Two of Gaza’s top hospitals remained in a state of utter crisis on Sunday as Israel’s ground invasion left them without fuel and power, officials said.
Israeli troops’ continued shelling of Al-Quds Hospital, which Israel said is housing Hamas members underneath the facility, has rendered it unable to care for its 500 patients, Palestinian Red Crescent said on Sunday. The hospital was also used as shelter for 14,000 people who were displaced by the bombing of Gaza City.
“The cessation of services is due to the depletion of available fuel and power outage,” the Red Crescent said in a statement, according to The New York Times. It also said medical staff were “making every effort to provide care to patients and the wounded.”
The intense fighting has also left Al-Shifa Hospital, Gaza’s largest medical center, in an increasingly dire situation, with at least eight people—including three newborns—dying there over the weekend as the result of a power outage, according to the Health Ministry. Its operating rooms have also become completely unusable due to a lack of electricity, the facility’s director said in an Arabic-language interview, according to CNN.
“The operating rooms are completely out of service, and now the wounded come to us and we cannot give them anything other than first aid,” Dr. Muhammad Abu Salmiya said. “Whoever needs surgery dies, and we cannot do anything for them.”
To make matters worse, Israeli soldiers have surrounded the building, where hundreds of ill patients have been trapped inside, according to the Times.
Medical charity MSF called it a “catastrophic situation.”
WHO Director-General Tedros Adhanom Ghebreyesus said Sunday that the constant bombing has put the medical center in “dire and perilous” circumstances.
“Tragically, the number of patient fatalities has increased significantly,” he wrote on X. “Regrettably, the hospital is not functioning as a hospital anymore.”
Israeli Prime Minister Benjamin Netanyahu claimed on Meet the Press on Sunday that Israel had offered fuel to keep the hospital running, but Hamas “refused.”
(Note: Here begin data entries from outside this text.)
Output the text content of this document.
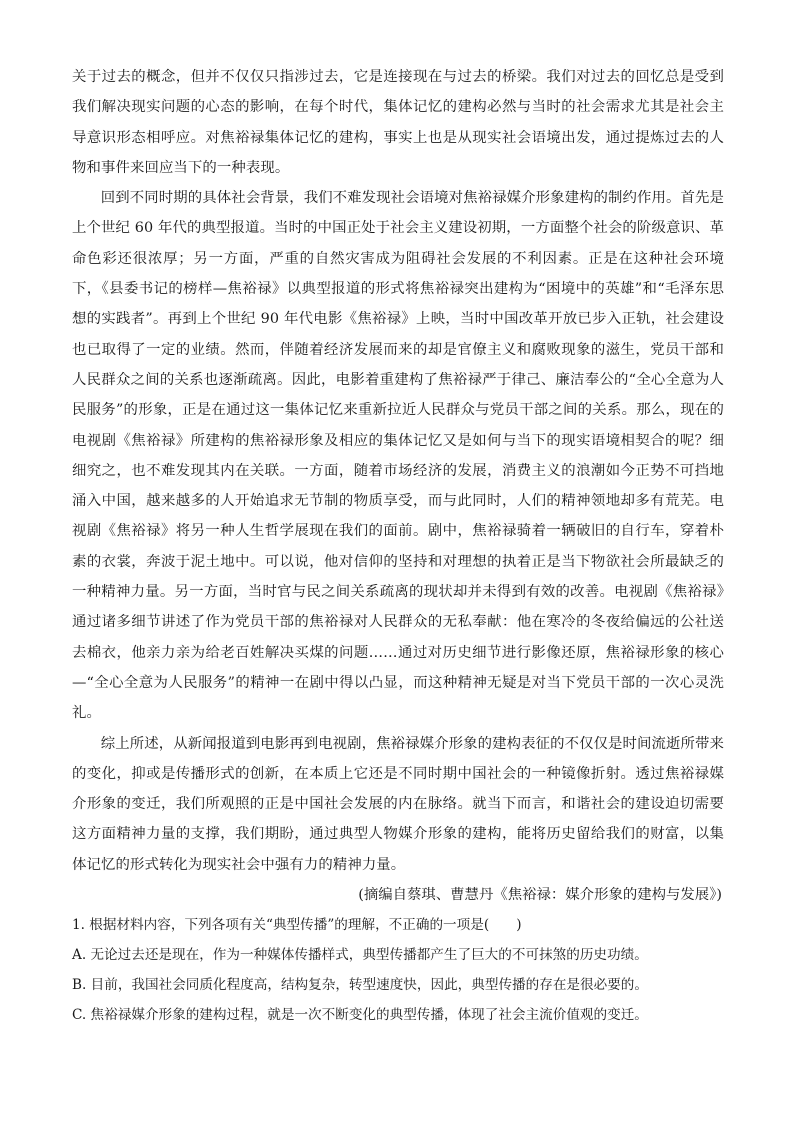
关于过去的概念，但并不仅仅只指涉过去，它是连接现在与过去的桥梁。我们对过去的回忆总是受到我们解决现实问题的心态的影响，在每个时代，集体记忆的建构必然与当时的社会需求尤其是社会主导意识形态相呼应。对焦裕禄集体记忆的建构，事实上也是从现实社会语境出发，通过提炼过去的人物和事件来回应当下的一种表现。

回到不同时期的具体社会背景，我们不难发现社会语境对焦裕禄媒介形象建构的制约作用。首先是上个世纪 60 年代的典型报道。当时的中国正处于社会主义建设初期，一方面整个社会的阶级意识、革命色彩还很浓厚；另一方面，严重的自然灾害成为阻碍社会发展的不利因素。正是在这种社会环境下，《县委书记的榜样—焦裕禄》以典型报道的形式将焦裕禄突出建构为“困境中的英雄”和“毛泽东思想的实践者”。再到上个世纪 90 年代电影《焦裕禄》上映，当时中国改革开放已步入正轨，社会建设也已取得了一定的业绩。然而，伴随着经济发展而来的却是官僚主义和腐败现象的滋生，党员干部和人民群众之间的关系也逐渐疏离。因此，电影着重建构了焦裕禄严于律己、廉洁奉公的“全心全意为人民服务”的形象，正是在通过这一集体记忆来重新拉近人民群众与党员干部之间的关系。那么，现在的电视剧《焦裕禄》所建构的焦裕禄形象及相应的集体记忆又是如何与当下的现实语境相契合的呢？细细究之，也不难发现其内在关联。一方面，随着市场经济的发展，消费主义的浪潮如今正势不可挡地涌入中国，越来越多的人开始追求无节制的物质享受，而与此同时，人们的精神领地却多有荒芜。电视剧《焦裕禄》将另一种人生哲学展现在我们的面前。剧中，焦裕禄骑着一辆破旧的自行车，穿着朴素的衣裳，奔波于泥土地中。可以说，他对信仰的坚持和对理想的执着正是当下物欲社会所最缺乏的一种精神力量。另一方面，当时官与民之间关系疏离的现状却并未得到有效的改善。电视剧《焦裕禄》通过诸多细节讲述了作为党员干部的焦裕禄对人民群众的无私奉献：他在寒冷的冬夜给偏远的公社送去棉衣，他亲力亲为给老百姓解决买煤的问题……通过对历史细节进行影像还原，焦裕禄形象的核心—“全心全意为人民服务”的精神一在剧中得以凸显，而这种精神无疑是对当下党员干部的一次心灵洗礼。

综上所述，从新闻报道到电影再到电视剧，焦裕禄媒介形象的建构表征的不仅仅是时间流逝所带来的变化，抑或是传播形式的创新，在本质上它还是不同时期中国社会的一种镜像折射。透过焦裕禄媒介形象的变迁，我们所观照的正是中国社会发展的内在脉络。就当下而言，和谐社会的建设迫切需要这方面精神力量的支撑，我们期盼，通过典型人物媒介形象的建构，能将历史留给我们的财富，以集体记忆的形式转化为现实社会中强有力的精神力量。

(摘编自蔡琪、曹慧丹《焦裕禄：媒介形象的建构与发展》)

1. 根据材料内容，下列各项有关“典型传播”的理解，不正确的一项是(　　)

A. 无论过去还是现在，作为一种媒体传播样式，典型传播都产生了巨大的不可抹煞的历史功绩。

B. 目前，我国社会同质化程度高，结构复杂，转型速度快，因此，典型传播的存在是很必要的。

C. 焦裕禄媒介形象的建构过程，就是一次不断变化的典型传播，体现了社会主流价值观的变迁。
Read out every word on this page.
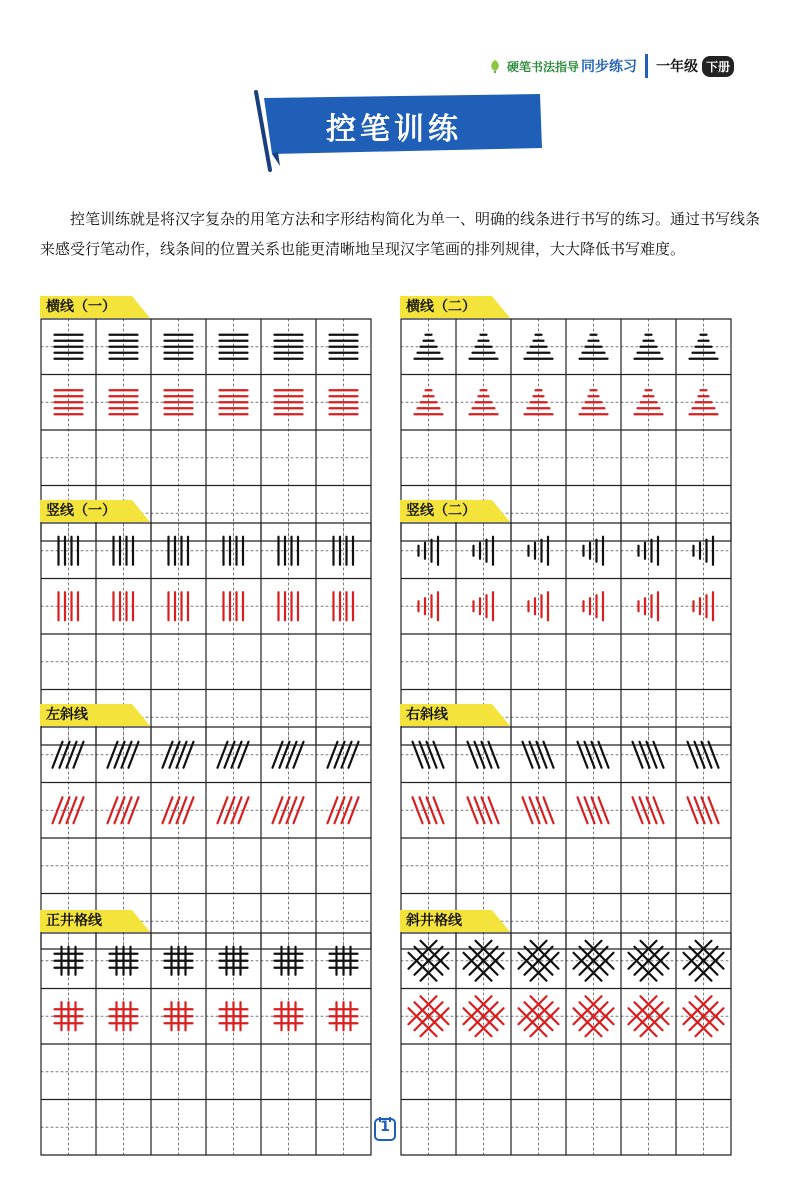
硬笔书法指导 同步练习 一年级 下册
控笔训练

控笔训练就是将汉字复杂的用笔方法和字形结构简化为单一、明确的线条进行书写的练习。通过书写线条来感受行笔动作，线条间的位置关系也能更清晰地呈现汉字笔画的排列规律，大大降低书写难度。

横线（一）	横线（二）
竖线（一）	竖线（二）
左斜线	右斜线
正井格线	斜井格线
1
“I think every civilian death, every dead baby is a tragedy. But that tragedy should be placed squarely at the responsibility of Hamas that is keeping its military installations inside hospitals, its command posts inside hospitals, inside schools, in side UNRWA, UN facilities, and so on,” Netanyahu said. “So we obviously don’t want to give them immunity. But at the same time, we’re sensitive to this issue. So we offered this help. They refused it.”
The humanitarian crisis at Gaza hospitals has prompted further calls for a ceasefire or pause, including from allies such as France and the World Health Organization.
“WHO calls again for an immediate ceasefire in Gaza as the only way to save lives and reduce the horrific levels of suffering,” the organization said in a statement. “Hospitals, patients, health staff, and persons sheltering in health facilities are protected under the Geneva Conventions and International Humanitarian Law.”
The conflict has angered citizens on both side of the war, with thousands of Israelis marching in Tel Aviv on Saturday urging the country to do even more to retrieve the more than 200 hostages kidnapped by Hamas during the Oct. 7 attack. Five hostages have been freed since the attack, though Israel rejected a deal to see about 50 hostages released to start its ground invasion.
“I’m done with the hugs and empathy phase,” Orli Gilboa, whose daughter Daniela was taken hostage, told the crowd during the Saturday rally, according to the Jerusalem Post. “I want to see actions that will bring my daughter and the abductees home now.”
The Tel Aviv rally coincided with a pro-Palestinian march in London, where officials estimated roughly 300,000 people marched through the city in support of the country. The march was somewhat disrupted by far-right counter-protestors that clashed with police, according to The Guardian.